Duchenne Muscular Dystrophy (DMD) is a rare genetic, progressive, and potentially deadly neuromuscular disease that affects over 16,000 people in the US. DMD is caused by mutations in the DMD gene responsible, which codes for a protein key to muscle health known as dystrophin. Lack of this protein results in muscle weakness and atrophy. The symptoms are first noticeable in early childhood and when the atrophy extends to the heart muscles, which results in life-threatening complications.
There are few FDA approved treatments, including corticosteroids such as Emflaza and exon skipping therapies such as Exondys 51, Vyondys 53, and Viltepso. Only Emflaza can be used to treat most patients, while exon skipping therapies can only be used with a small subpopulation of patients. More treatments are necessary that can be used to slow down or cure DMD.
Phase 2 Trial of SRP-9001
SRP-9001 is a gene therapy that delivers a shortened version of the DMD gene into the patient’s cells. SRP-9001 gives the cells the instructions to produce mini-dystrophin, which could compensate for the lack of normal protein and slow down the disease.
The efficacy of SRP-9001 was tested on a double-blind, randomized, placebo-controlled Phase 2 clinical trial known as Study 102. For the study, 41 patients between the ages of 4-7 years old were given a single dose of SRP-9001. The levels of mini-dystrophin were determined 12-weeks after injection, and the total change on the North Star Ambulatory Assessment (NSAA), which measures motor skills, was determined at 48 weeks post injections. Treatment with SRP-9001 resulted in significantly higher expression mini-dystrophin.
However, the treatment failed to significantly improve the NSAA score compared to the placebo group. Although, the company shows data claiming that the lack of significance could be explained by an imbalance in the starting NSAA score of patients. The company claims that patients with better scores were randomly assigned to the placebo group than to the treatment group. This possible explanation, however, did not prevent the company’s stock from crashing more than 50%.

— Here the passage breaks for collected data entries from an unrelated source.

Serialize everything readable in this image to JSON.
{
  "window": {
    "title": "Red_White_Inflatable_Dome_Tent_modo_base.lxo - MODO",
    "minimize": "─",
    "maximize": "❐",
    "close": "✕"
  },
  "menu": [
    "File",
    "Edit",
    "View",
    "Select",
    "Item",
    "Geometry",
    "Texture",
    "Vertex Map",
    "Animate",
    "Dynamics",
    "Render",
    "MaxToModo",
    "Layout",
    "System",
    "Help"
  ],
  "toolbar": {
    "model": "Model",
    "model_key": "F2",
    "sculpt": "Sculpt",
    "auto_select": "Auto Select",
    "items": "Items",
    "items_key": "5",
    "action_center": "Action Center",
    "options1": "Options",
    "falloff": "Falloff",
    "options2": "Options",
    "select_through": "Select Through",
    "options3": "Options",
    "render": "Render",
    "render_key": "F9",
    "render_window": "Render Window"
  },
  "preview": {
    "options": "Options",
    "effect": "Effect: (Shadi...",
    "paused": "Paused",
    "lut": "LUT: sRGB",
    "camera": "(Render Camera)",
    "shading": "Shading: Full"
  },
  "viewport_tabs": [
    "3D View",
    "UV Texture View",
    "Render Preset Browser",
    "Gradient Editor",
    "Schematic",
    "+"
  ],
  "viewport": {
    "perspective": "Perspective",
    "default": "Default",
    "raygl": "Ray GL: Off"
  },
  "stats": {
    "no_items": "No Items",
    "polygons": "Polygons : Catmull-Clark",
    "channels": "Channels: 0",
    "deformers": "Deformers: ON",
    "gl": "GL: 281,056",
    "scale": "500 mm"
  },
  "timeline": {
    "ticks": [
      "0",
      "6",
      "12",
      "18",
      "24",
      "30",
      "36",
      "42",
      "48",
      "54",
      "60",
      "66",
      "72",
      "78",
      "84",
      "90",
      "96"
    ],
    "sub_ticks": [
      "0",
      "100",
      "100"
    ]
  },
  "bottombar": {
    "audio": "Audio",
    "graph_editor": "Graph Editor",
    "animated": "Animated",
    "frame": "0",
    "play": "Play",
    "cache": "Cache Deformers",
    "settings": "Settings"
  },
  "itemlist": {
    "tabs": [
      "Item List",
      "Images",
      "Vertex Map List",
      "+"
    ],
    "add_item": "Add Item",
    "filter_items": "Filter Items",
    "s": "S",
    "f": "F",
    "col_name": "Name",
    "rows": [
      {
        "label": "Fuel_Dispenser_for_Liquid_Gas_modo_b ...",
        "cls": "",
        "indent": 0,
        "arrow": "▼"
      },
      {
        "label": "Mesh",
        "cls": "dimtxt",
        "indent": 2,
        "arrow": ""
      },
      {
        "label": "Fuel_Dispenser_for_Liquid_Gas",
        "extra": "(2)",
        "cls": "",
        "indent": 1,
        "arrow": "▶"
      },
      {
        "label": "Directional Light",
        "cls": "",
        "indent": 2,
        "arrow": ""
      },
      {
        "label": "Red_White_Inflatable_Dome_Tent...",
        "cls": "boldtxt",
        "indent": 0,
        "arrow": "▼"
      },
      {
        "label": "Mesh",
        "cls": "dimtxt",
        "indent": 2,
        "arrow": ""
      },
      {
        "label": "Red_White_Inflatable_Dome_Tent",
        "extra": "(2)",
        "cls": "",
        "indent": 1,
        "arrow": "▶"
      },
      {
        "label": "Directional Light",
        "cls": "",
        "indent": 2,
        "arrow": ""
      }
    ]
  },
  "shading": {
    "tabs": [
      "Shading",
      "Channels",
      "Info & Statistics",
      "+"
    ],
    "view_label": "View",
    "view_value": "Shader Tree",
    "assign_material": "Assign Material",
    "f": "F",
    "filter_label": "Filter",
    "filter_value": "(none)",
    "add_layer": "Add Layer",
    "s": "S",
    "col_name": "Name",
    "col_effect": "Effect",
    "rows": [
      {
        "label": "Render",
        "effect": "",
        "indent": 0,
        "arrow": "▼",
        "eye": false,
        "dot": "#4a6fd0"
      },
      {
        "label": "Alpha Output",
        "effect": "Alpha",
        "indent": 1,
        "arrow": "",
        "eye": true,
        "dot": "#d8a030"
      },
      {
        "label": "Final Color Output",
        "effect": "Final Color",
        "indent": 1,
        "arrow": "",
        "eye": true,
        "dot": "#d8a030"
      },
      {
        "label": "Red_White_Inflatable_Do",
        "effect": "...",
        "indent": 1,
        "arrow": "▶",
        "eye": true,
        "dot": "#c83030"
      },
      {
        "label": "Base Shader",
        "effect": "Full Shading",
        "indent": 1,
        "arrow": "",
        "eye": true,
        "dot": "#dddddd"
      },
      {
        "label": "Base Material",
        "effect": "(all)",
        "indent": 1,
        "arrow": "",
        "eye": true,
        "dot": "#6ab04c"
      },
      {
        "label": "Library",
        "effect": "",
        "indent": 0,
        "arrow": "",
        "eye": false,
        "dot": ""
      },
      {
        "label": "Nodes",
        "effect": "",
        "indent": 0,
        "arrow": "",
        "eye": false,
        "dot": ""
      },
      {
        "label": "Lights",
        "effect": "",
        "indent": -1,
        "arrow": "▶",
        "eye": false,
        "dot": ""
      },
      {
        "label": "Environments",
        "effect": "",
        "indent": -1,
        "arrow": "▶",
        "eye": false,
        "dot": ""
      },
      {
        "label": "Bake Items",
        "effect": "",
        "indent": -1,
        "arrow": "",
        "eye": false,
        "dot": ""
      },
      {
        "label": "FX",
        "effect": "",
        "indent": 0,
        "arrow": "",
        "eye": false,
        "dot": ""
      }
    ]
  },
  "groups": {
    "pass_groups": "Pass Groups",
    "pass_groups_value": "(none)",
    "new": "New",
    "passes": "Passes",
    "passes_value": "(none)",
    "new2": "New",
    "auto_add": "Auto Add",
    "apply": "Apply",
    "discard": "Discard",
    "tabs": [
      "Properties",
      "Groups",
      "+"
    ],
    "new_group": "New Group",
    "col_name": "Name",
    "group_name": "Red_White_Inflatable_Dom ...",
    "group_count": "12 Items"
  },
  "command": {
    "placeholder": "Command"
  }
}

The company still plans to continue with the second part of the clinical trial and expressed confidence in the treatment. Doug Ingram, President, and Chief Executive Officer of Sarepta, said, “Study 102 remains blinded, and we will analyze the functional results for all patients, including cross-over participants, once they have achieved the 48-week timepoint in Part 2. We have already enrolled and dosed 11 participants in Study 103, using our commercial process material, and we will have biomarker and safety results from that cohort in the second quarter. And very importantly, Study 102 has provided us with a wealth of information and insight, which we will use to refine and complete the protocol for our upcoming trial using commercial process material. We intend to continue to move forward with diligence and urgency to generate the evidence necessary to bring SRP-9001 to waiting Duchenne patients around the world.”
By Daniel Ojeda, Ph.D.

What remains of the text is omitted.